İktidar muhibbine, “Meşrûtiyet, demokrasi nedir?” diye sorduk. Cevap: Siyasî kontrolün doğrudan halkın ya da düzenli aralıklarla halkın hürce seçtiği temsilcilerin elinde bulunduğu yönetim biçimi.” Türkiye’de var mı? Cevap: Sükût!
“Adalet nedir?” Cevap: “Hak ve hukuka uygunluk gözetme ve yerine getirme; doğruluk.” “Vela teziru vaziretun vizre uhra/Hiçbir günahkâr başkasının günahını yüklenmez.” (En’âm Sûresi, 6:164, vd.) olan Kur’ân’ın bu cihanşumül kaidesi suçun şahsiliğini esas almıyor mu? Kişi, suçu sabit oluncaya kadar da masum’ değil mi?” Cevap: Evet!”
“Peki kardeşim istibdat, keyfi, zorbalığın hakim olduğu bir ülkede yaşamak ister misin?” Cevap: “Kesinlikle hayır!”
“Peki, masum olduğun halde sana, çoluk-çocuklara iftira edilip hapse atılmanızı ister misin?” Cevap: “Bu ne biçim soru, kim ister ki!”
“Peki, ‘yalan, iftira, su-i zanna” dayalı suçlamalarla masum insana yapılan zulümler hak mıdır? Ki;
- 20 Temmuz 2016’da 152 bin kişi kamudan, 21 bin kişi de özel kurumlardan atılmıştır.

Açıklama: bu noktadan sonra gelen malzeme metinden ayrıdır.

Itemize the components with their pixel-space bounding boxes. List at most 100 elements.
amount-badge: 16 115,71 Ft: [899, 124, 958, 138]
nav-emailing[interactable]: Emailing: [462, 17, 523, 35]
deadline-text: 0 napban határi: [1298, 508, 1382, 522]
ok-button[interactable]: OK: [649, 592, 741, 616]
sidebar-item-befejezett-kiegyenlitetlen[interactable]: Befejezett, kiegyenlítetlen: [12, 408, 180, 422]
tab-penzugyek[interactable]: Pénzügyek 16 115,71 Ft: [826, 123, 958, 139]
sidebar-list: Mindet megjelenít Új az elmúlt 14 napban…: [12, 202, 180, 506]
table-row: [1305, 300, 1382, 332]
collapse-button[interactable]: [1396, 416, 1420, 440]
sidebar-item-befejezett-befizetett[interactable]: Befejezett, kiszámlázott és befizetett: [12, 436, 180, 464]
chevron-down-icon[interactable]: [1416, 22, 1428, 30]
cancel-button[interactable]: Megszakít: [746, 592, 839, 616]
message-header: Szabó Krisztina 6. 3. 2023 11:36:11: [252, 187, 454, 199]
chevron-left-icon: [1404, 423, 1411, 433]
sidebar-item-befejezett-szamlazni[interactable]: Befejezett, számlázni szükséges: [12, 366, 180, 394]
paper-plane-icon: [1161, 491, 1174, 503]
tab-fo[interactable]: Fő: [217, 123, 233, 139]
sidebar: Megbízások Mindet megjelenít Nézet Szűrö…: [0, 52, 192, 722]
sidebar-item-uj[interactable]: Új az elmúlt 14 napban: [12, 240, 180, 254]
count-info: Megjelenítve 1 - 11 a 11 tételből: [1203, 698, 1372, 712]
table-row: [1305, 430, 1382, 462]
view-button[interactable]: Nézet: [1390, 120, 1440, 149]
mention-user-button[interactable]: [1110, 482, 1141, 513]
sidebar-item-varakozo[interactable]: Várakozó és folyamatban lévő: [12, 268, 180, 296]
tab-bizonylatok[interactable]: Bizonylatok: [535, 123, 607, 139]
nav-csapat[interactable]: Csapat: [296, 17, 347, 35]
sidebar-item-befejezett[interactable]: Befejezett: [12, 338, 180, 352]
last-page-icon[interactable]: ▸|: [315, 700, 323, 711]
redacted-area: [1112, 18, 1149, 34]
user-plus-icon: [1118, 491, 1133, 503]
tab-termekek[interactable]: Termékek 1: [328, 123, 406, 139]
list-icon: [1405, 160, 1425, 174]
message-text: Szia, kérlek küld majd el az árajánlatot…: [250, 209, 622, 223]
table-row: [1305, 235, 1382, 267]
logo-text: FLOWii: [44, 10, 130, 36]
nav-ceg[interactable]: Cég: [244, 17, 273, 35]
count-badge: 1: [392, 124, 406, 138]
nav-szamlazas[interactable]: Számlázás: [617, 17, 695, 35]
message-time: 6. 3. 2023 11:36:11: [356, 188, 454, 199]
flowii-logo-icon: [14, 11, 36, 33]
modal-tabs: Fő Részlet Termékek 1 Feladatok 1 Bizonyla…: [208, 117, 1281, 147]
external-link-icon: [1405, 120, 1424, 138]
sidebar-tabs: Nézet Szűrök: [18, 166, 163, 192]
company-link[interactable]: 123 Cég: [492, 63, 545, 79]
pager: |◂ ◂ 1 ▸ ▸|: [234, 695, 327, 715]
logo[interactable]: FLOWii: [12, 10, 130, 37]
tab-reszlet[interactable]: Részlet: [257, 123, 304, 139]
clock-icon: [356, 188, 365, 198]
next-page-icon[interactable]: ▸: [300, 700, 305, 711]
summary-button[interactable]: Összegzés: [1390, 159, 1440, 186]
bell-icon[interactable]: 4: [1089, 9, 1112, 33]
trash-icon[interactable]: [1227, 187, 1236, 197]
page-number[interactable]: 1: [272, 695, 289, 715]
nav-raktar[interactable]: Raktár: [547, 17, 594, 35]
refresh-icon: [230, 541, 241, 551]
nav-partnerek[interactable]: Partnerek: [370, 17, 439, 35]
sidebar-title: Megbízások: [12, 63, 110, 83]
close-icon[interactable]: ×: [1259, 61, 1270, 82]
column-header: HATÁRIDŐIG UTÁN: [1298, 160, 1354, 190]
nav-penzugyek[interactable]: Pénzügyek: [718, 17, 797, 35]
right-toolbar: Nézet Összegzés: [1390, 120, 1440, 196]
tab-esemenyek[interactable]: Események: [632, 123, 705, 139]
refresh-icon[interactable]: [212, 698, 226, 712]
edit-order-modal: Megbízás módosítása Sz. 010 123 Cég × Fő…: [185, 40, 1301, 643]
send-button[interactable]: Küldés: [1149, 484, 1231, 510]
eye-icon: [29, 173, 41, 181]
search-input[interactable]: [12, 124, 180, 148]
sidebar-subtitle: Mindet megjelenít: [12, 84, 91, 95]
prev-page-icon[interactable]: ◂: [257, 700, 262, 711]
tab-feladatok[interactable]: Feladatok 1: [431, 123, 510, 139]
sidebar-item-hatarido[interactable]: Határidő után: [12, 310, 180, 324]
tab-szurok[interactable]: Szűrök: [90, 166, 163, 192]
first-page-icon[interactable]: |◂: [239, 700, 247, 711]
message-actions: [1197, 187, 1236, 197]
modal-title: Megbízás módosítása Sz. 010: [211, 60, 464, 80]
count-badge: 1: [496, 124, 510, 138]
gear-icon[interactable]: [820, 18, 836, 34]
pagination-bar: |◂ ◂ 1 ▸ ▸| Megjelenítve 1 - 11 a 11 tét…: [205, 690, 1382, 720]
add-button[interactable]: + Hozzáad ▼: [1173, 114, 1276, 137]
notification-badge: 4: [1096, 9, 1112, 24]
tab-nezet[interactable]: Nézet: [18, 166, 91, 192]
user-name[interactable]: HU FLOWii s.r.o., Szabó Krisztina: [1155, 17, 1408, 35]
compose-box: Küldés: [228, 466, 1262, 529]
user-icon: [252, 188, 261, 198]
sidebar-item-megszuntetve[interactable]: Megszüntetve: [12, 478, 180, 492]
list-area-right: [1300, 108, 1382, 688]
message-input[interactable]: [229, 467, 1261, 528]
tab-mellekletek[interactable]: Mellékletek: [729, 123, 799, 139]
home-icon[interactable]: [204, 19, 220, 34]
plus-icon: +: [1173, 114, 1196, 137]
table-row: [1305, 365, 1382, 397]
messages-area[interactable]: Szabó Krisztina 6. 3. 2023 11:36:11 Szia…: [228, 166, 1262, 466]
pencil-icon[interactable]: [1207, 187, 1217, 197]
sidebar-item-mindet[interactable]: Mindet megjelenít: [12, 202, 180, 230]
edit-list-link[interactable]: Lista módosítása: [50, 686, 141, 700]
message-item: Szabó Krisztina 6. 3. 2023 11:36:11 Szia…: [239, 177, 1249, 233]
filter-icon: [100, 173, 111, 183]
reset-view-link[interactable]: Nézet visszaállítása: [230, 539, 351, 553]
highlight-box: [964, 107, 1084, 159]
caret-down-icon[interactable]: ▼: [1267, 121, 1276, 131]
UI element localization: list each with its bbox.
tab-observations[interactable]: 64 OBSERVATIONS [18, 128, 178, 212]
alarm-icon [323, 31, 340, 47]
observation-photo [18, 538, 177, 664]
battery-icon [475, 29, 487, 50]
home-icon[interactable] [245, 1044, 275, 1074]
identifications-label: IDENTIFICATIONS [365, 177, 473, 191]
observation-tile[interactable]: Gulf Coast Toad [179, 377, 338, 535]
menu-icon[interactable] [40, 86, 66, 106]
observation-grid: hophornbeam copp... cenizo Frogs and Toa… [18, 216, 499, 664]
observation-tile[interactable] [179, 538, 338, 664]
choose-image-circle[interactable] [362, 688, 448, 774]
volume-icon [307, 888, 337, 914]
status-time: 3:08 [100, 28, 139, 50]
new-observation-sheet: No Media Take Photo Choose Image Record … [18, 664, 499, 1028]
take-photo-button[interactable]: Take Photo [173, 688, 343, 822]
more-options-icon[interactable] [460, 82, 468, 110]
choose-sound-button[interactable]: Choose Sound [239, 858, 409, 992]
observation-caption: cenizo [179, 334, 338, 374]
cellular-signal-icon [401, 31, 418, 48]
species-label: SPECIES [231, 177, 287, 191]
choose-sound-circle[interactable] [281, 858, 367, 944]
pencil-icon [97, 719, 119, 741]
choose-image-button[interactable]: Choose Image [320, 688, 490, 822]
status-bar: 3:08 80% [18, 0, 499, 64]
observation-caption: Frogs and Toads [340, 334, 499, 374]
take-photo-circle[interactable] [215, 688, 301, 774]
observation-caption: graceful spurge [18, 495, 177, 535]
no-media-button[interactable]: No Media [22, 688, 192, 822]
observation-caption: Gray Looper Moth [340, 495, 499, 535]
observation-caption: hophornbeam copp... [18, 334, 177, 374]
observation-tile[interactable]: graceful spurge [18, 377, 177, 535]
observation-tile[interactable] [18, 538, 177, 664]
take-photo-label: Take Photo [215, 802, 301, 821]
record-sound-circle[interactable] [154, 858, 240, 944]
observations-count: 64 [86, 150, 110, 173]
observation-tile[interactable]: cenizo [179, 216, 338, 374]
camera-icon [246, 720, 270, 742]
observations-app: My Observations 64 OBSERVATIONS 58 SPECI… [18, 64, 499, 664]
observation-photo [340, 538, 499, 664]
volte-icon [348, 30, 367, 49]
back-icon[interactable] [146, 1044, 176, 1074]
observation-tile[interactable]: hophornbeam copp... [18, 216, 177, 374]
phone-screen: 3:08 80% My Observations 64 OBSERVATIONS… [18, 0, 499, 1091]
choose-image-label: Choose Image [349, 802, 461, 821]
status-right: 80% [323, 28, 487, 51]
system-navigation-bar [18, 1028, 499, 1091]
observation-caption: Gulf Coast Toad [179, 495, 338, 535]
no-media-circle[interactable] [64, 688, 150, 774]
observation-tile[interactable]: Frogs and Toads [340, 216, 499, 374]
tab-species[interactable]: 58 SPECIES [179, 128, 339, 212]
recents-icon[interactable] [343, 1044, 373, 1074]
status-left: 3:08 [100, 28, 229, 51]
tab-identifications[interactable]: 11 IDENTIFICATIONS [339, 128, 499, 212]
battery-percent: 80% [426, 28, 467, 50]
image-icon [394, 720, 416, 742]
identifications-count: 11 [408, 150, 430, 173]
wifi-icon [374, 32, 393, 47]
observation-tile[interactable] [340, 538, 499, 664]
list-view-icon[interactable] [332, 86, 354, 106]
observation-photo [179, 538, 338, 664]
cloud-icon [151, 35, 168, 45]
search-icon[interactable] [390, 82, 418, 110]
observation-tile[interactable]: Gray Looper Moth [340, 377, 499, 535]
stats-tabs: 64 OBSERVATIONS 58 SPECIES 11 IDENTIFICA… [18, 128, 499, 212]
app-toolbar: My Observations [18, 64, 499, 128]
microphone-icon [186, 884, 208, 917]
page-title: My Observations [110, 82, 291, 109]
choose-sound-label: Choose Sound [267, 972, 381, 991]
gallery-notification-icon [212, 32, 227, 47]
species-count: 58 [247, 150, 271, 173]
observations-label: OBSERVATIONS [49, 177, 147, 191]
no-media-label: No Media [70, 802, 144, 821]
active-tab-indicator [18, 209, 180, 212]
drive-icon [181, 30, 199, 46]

- 300 bin insan tutuklanmış. Dinî sohbete katılmış kadın, çocuk-yaşlı, gönüldaş, cemaatdaş kim varsa 7 sülâlesi suçlu ilân edilmiş!
Peki kardeşim Türkiye’de başörtüsü serbest mi?” Cevap: “İftiharla söylüyorum ki evet!” “Peki, öyle ise, 25 bin başörtülü kadın niçin tutuklanmış! (halen hapiste 17.000 başörtülü) kadın varmış! Bu ne münafıkane haldir!
“Peki kardeşim, nasıl oluyor da delil olmadığı halde keyfi suçlama ve tutuklamalar devam ediyor? Fişleme ve listeleri yıllardan beri Perinçek ekibi yapıyor Saray ile birlikte!” Cevap: Sükût! “Peki haksızlık karşısında susan kimdir?” Cevap: Sükût!
“Bir de sakın zulmedenlere meyletmeyin, sempati duymayın. Yoksa size ateş dokunur.” (Hud Sûresi, 11/113) hakikatini biliyor musun? Cevap: Sükût!
“Bunca krizlerin bir sebebi de bunlar olamaz mı?” Cevap: Sükût!
“Peki, zalimlerin ve onları destekleyenlerin ve susanların yatacak yeri var mı?”
Cevabı Kur’ân ve Sünnet-i Seniyye’de; rezervasyon yaptırdığınız, yani, yatacak yerinizi öğrenmek ister misiniz?